Things were not automatically easier my second time around

Three years later when my second was born, I just knew I had the nursing thing down and this time would be so much easier. That turned out to not be true. We struggled in the beginning. He was born and immediately put to the breast and he latched beautifully. After we were discharged we followed up the next day with our pediatrician and he had lost a little more weight than she would like. So we went back every couple of days for a weigh in those first few weeks and he still wasn’t gaining like she would like. Mostly I think he was tired and lazy. He would wake up to eat and then immediately fall asleep after he latched. She recommended it might be time to try a bottle with formula but would trust me if I thought we weren’t quite there yet. I wasn’t ready to supplement and knew we could do it.

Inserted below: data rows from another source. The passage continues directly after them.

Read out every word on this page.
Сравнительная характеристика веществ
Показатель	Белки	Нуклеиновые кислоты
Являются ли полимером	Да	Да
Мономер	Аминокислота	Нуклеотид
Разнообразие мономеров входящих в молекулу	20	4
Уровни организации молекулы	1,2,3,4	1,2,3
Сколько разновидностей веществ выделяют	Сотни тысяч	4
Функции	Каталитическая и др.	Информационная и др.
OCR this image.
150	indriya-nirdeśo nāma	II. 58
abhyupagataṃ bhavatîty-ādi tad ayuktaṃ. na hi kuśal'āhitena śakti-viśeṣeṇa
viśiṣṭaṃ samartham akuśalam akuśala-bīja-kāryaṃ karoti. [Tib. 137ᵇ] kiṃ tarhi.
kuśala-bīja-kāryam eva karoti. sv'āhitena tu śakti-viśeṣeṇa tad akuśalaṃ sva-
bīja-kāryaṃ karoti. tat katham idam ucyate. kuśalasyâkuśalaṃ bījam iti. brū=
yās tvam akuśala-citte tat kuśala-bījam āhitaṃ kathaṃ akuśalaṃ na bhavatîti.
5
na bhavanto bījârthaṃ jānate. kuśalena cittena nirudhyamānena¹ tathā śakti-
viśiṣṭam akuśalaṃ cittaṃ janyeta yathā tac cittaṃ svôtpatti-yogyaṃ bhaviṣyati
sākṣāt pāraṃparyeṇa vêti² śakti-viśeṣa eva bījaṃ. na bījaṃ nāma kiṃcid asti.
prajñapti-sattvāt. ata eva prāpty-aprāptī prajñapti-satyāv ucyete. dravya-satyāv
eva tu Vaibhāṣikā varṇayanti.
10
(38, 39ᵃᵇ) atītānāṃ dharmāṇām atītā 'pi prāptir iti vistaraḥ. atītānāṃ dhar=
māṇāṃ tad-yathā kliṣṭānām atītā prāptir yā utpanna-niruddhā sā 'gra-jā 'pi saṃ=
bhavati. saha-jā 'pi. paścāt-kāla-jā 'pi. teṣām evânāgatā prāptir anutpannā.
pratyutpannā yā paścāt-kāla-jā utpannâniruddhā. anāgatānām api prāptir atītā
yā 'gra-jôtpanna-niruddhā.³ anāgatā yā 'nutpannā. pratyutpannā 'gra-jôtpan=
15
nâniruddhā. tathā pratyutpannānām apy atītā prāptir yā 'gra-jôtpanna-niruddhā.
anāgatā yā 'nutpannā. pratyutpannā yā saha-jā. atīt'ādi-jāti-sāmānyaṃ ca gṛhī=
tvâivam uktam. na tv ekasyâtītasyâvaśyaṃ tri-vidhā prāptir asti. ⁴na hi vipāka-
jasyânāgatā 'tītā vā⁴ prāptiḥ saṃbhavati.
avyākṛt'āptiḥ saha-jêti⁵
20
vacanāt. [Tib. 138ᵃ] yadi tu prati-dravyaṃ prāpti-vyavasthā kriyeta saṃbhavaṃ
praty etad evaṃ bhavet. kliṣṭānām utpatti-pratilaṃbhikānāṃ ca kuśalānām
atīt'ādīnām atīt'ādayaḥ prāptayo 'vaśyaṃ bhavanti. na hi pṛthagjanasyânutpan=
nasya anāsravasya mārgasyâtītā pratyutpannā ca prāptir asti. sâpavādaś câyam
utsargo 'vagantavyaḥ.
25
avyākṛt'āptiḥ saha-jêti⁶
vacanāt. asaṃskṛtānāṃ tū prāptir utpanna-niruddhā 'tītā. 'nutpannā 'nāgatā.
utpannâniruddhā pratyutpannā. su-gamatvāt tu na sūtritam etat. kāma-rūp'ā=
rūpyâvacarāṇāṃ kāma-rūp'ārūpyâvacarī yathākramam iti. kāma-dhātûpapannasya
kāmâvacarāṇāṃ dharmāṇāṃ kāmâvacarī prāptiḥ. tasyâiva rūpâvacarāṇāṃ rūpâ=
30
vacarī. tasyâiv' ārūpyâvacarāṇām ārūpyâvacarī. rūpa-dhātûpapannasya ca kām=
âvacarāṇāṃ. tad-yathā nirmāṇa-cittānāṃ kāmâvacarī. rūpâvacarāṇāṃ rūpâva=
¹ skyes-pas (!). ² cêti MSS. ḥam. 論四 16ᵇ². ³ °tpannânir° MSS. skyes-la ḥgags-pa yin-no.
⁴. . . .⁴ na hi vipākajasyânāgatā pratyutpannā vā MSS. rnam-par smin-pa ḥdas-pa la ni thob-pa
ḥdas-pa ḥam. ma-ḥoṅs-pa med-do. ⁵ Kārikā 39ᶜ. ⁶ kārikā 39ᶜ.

I had a consultation with a lactation consultant who was so helpful. She instructed me that as soon as he stopped sucking and fell asleep to firmly massage and squeeze my breasts to get milk flowing into his mouth to wake him back up. Also to help him start packing on the pounds I should offer each breast twice during each nursing session. Yes 4 boobs per feeding. It was exhausting. My boobs were sore from all the squeezing. But we started all of that on a Friday and by our weight in Monday the doctor was shocked how much weight he had put on. It worked. I knew we could do it. We worked hard and made it happen.

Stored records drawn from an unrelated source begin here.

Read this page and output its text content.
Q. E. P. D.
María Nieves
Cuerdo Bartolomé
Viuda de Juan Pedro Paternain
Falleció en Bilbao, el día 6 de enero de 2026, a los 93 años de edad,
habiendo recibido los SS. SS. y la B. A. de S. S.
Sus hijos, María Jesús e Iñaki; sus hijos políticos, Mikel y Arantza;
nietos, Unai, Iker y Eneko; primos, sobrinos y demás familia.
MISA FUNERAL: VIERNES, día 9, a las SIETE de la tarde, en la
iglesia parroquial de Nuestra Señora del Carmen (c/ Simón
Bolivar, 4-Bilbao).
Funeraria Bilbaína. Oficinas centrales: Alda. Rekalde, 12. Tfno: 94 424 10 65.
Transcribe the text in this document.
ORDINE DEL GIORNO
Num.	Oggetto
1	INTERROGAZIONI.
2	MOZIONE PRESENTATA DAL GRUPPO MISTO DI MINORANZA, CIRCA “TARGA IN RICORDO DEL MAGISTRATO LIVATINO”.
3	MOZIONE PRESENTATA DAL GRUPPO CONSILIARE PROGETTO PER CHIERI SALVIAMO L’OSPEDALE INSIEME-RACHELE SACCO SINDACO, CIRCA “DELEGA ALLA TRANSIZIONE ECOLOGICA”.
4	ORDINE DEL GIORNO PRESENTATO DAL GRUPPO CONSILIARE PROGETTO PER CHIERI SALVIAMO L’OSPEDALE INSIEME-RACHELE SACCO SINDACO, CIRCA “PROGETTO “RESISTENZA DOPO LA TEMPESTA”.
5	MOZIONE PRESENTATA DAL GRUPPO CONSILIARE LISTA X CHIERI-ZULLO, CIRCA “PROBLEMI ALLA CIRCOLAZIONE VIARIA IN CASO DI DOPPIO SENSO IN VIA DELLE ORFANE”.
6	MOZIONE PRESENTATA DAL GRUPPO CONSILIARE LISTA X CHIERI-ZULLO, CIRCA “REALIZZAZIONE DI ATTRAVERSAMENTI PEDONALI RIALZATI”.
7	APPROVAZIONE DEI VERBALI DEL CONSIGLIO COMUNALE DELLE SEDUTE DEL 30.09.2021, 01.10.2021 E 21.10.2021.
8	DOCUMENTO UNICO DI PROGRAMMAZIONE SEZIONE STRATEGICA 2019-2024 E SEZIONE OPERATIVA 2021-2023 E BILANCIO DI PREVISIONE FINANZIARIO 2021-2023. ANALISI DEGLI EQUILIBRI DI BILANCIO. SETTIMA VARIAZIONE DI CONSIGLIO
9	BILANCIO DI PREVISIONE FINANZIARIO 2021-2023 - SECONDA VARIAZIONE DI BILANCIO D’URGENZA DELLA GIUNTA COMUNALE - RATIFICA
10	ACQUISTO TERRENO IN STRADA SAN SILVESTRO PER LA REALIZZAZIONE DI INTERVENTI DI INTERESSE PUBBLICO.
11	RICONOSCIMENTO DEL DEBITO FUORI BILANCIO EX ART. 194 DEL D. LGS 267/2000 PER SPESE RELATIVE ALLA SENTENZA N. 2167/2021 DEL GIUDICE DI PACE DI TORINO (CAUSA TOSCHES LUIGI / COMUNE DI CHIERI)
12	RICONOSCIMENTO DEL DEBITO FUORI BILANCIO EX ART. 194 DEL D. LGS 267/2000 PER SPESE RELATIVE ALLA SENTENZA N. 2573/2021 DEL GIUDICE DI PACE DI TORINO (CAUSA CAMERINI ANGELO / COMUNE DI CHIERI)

I want to share all of this not to discourage anyone from nursing but to say that even if it feels hard or like it’s not working at first, you can do it. Trust your body. You are all your baby needs. Babies that are crying all the time, and babies that just want to nurse all the time are HARD. But it doesn’t mean your milk isn’t cutting it. It means your baby is normal, and you two are figuring each other out.

Sticking with nursing was not always easy but having pushed through it, I can honestly say I’m glad I did.


Tara grew up all over south Louisiana and currently lives in Metairie with her husband Josh, and their 3 kids Dax, Dane and Delta. Tara is a buyer for a local food-service distribution company and Community Director for New Orleans Mom. During the week she can be found replying to emails, carpooling kids all around, giving out hugs and kisses, and looking forward to bedtime. Weekends are for family adventures, naps and cheering for LSU and the Saints. She loves trying new foods, travel, and she and her family love all things New Orleans, but especially Mardi Gras.


  1. Breastfeeding is definitely tough. And fed is best. But congrats for sticking it out.

    I would like to add that some of the symptoms you mention sound like they may have been caused by a tongue or lip tie in both your boys. Fighting it out or supplementing aren’t the only fixes. If anyone else is reading and has similar issues, have your baby checked for ties. Revising them could let you baby latch better and be easier on mom and baby.